The attitude towards patients lying in the hospital depended on the SS physician in charge. There were a number of them, and each became infamous for his cruelty. The first, Sonntag, would literally kick sick women out of the hospital. He was followed by Schiedlausky and Rosenthal. The latter was a degenerate, who together with his lover – a German prisoner – finished off the seriously ill with injections. This woman, acting with his knowledge, would suffocate and throw into the furnace all the babies born in the camp if both their parents were not Germans. Only women running a temperature above 38° were admitted to the hospital. If it was overcrowded, you would have to have had a fever in excess of 39°. Overpopulation was a chronic condition.
Every once in a while the Germans organized transports of the seriously ill, the mentally ill, and elderly women who were unfit for work. These women were finished off. The first such transport left in the first half of February 1942 – one hundred people, and the second in March 1942 – 73 people. I do not remember when the next transports were organized.
Towards the end, the mental patients would be locked up in one room in the block for the sick. They were left without any care. Raving madwomen would be kept together with melancholics. One night they scalped one of their companions, while on a separate occasion, also at night, they drowned another by plunging her head into the bucket which they used as a toilet. Transports of patients included first and foremost tuberculosis patients and the mentally ill.
The main victims of executions in the camp were Poles and Yugoslavians (from the partisans). There was a time (in 1942) when executions took place generally once every four weeks. Then, they were held during roll-call, near the camp, so that the shots could be heard perfectly. The clothes of the victims would be sent to the laundry room, bloodied at the back, near the collar.
On 20 February 1944 the Polish “politicals” were summoned before the camp authorities and informed that they were to voluntarily report to the brothel for soldiers.
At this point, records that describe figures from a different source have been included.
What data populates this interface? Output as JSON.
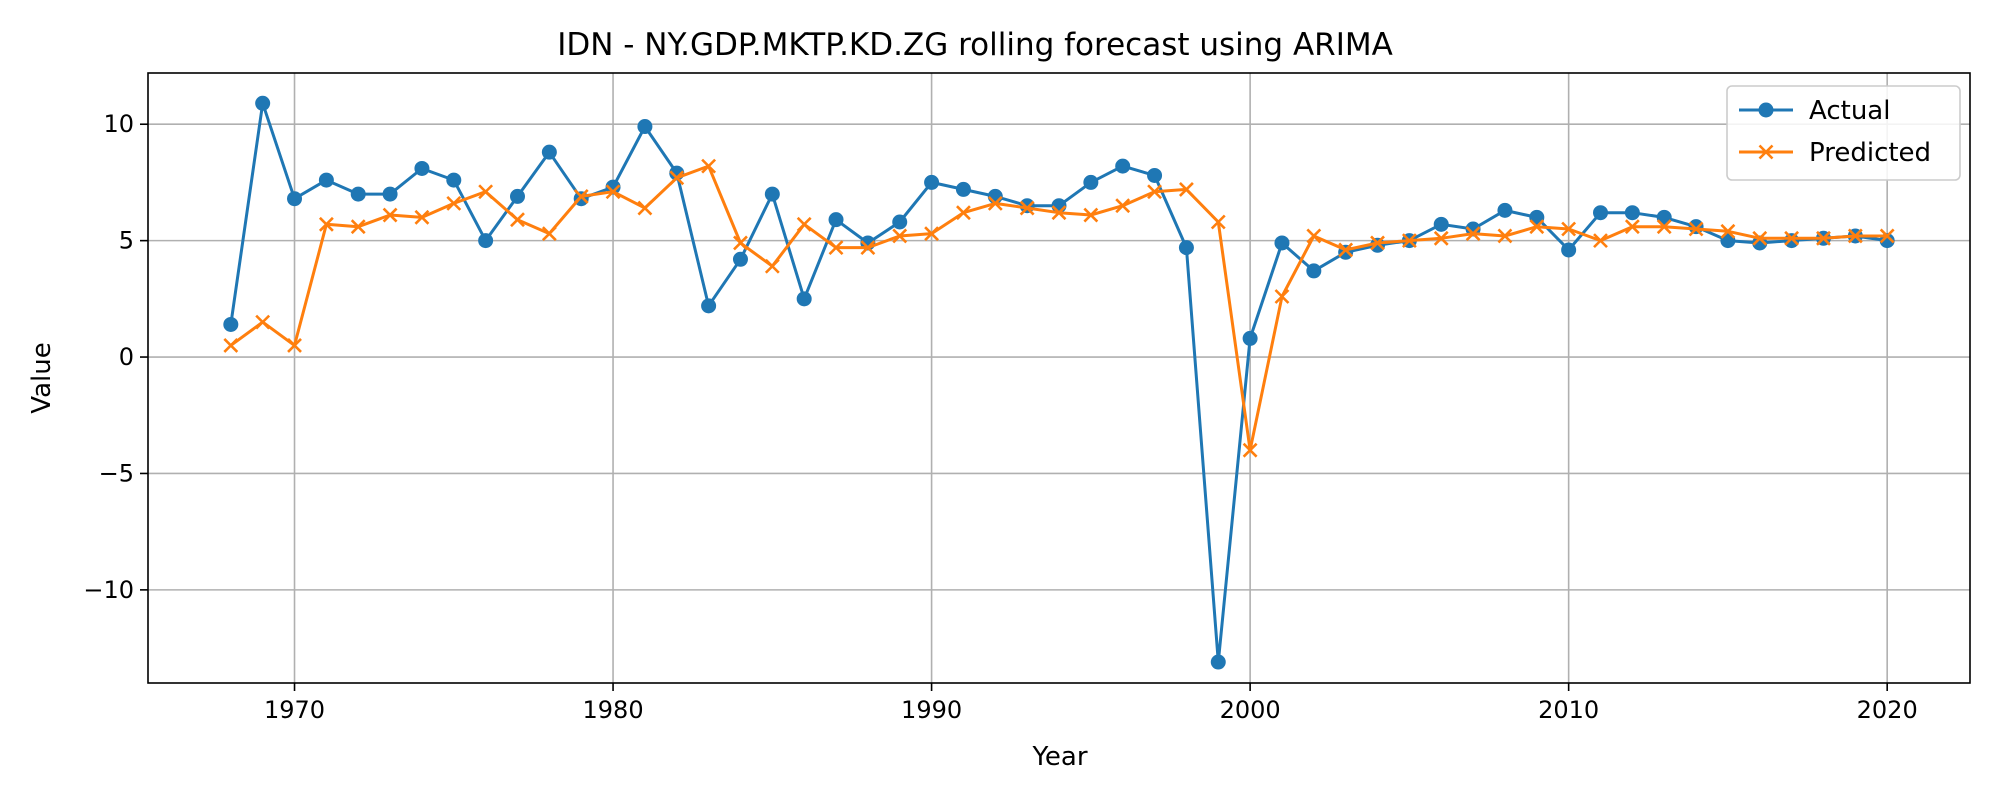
{
  "chart_data": {
    "type": "line",
    "title": "IDN - NY.GDP.MKTP.KD.ZG rolling forecast using ARIMA",
    "xlabel": "Year",
    "ylabel": "Value",
    "xlim": [
      1965.4,
      2022.6
    ],
    "ylim": [
      -14.0,
      12.2
    ],
    "xticks": [
      1970,
      1980,
      1990,
      2000,
      2010,
      2020
    ],
    "yticks": [
      -10,
      -5,
      0,
      5,
      10
    ],
    "xtick_labels": [
      "1970",
      "1980",
      "1990",
      "2000",
      "2010",
      "2020"
    ],
    "ytick_labels": [
      "−10",
      "−5",
      "0",
      "5",
      "10"
    ],
    "grid": true,
    "legend_position": "top-right",
    "x": [
      1968,
      1969,
      1970,
      1971,
      1972,
      1973,
      1974,
      1975,
      1976,
      1977,
      1978,
      1979,
      1980,
      1981,
      1982,
      1983,
      1984,
      1985,
      1986,
      1987,
      1988,
      1989,
      1990,
      1991,
      1992,
      1993,
      1994,
      1995,
      1996,
      1997,
      1998,
      1999,
      2000,
      2001,
      2002,
      2003,
      2004,
      2005,
      2006,
      2007,
      2008,
      2009,
      2010,
      2011,
      2012,
      2013,
      2014,
      2015,
      2016,
      2017,
      2018,
      2019,
      2020
    ],
    "series": [
      {
        "name": "Actual",
        "color": "#1f77b4",
        "marker": "circle",
        "values": [
          1.4,
          10.9,
          6.8,
          7.6,
          7.0,
          7.0,
          8.1,
          7.6,
          5.0,
          6.9,
          8.8,
          6.8,
          7.3,
          9.9,
          7.9,
          2.2,
          4.2,
          7.0,
          2.5,
          5.9,
          4.9,
          5.8,
          7.5,
          7.2,
          6.9,
          6.5,
          6.5,
          7.5,
          8.2,
          7.8,
          4.7,
          -13.1,
          0.8,
          4.9,
          3.7,
          4.5,
          4.8,
          5.0,
          5.7,
          5.5,
          6.3,
          6.0,
          4.6,
          6.2,
          6.2,
          6.0,
          5.6,
          5.0,
          4.9,
          5.0,
          5.1,
          5.2,
          5.0
        ]
      },
      {
        "name": "Predicted",
        "color": "#ff7f0e",
        "marker": "x",
        "values": [
          0.5,
          1.5,
          0.5,
          5.7,
          5.6,
          6.1,
          6.0,
          6.6,
          7.1,
          5.9,
          5.3,
          6.9,
          7.1,
          6.4,
          7.7,
          8.2,
          4.9,
          3.9,
          5.7,
          4.7,
          4.7,
          5.2,
          5.3,
          6.2,
          6.6,
          6.4,
          6.2,
          6.1,
          6.5,
          7.1,
          7.2,
          5.8,
          -4.0,
          2.6,
          5.2,
          4.6,
          4.9,
          5.0,
          5.1,
          5.3,
          5.2,
          5.6,
          5.5,
          5.0,
          5.6,
          5.6,
          5.5,
          5.4,
          5.1,
          5.1,
          5.1,
          5.2,
          5.2
        ]
      }
    ]
  }
}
The one who did report (for the “politicals” also included those who were detained for having German lovers) was greeted with shouts and whistles, and we started to disperse. However, some of us walked up to the commandant, and the one who told him: – We are Polish political prisoners and we request that in future we do not receive similar proposals! – was locked up in the gaol immediately. Our entire block was punished with the confiscation of parcels for two weeks and also the deprivation of lunches for three days (after the block was cleaned of the food that was gathered there).
Political prisoners also included women who engaged in forbidden trade, who were thugs or relatives of thugs, had anything to do with weaponry, prostitutes who had infected or beaten up a German, and women deported to Germany for labor who had infringed any prohibitions. All of these elements were attached to the idealistic women and carried the same red triangle, being known as “Political Poles”.
Nevertheless, Polish women of a higher level of morality strove to improve their compatriots, and the Poles as a whole, thanks to their solidarity, energy, organizational flair, abilities and cleanliness gained the recognition not only of their co-prisoners, but also of the hostilely inclined camp authorities.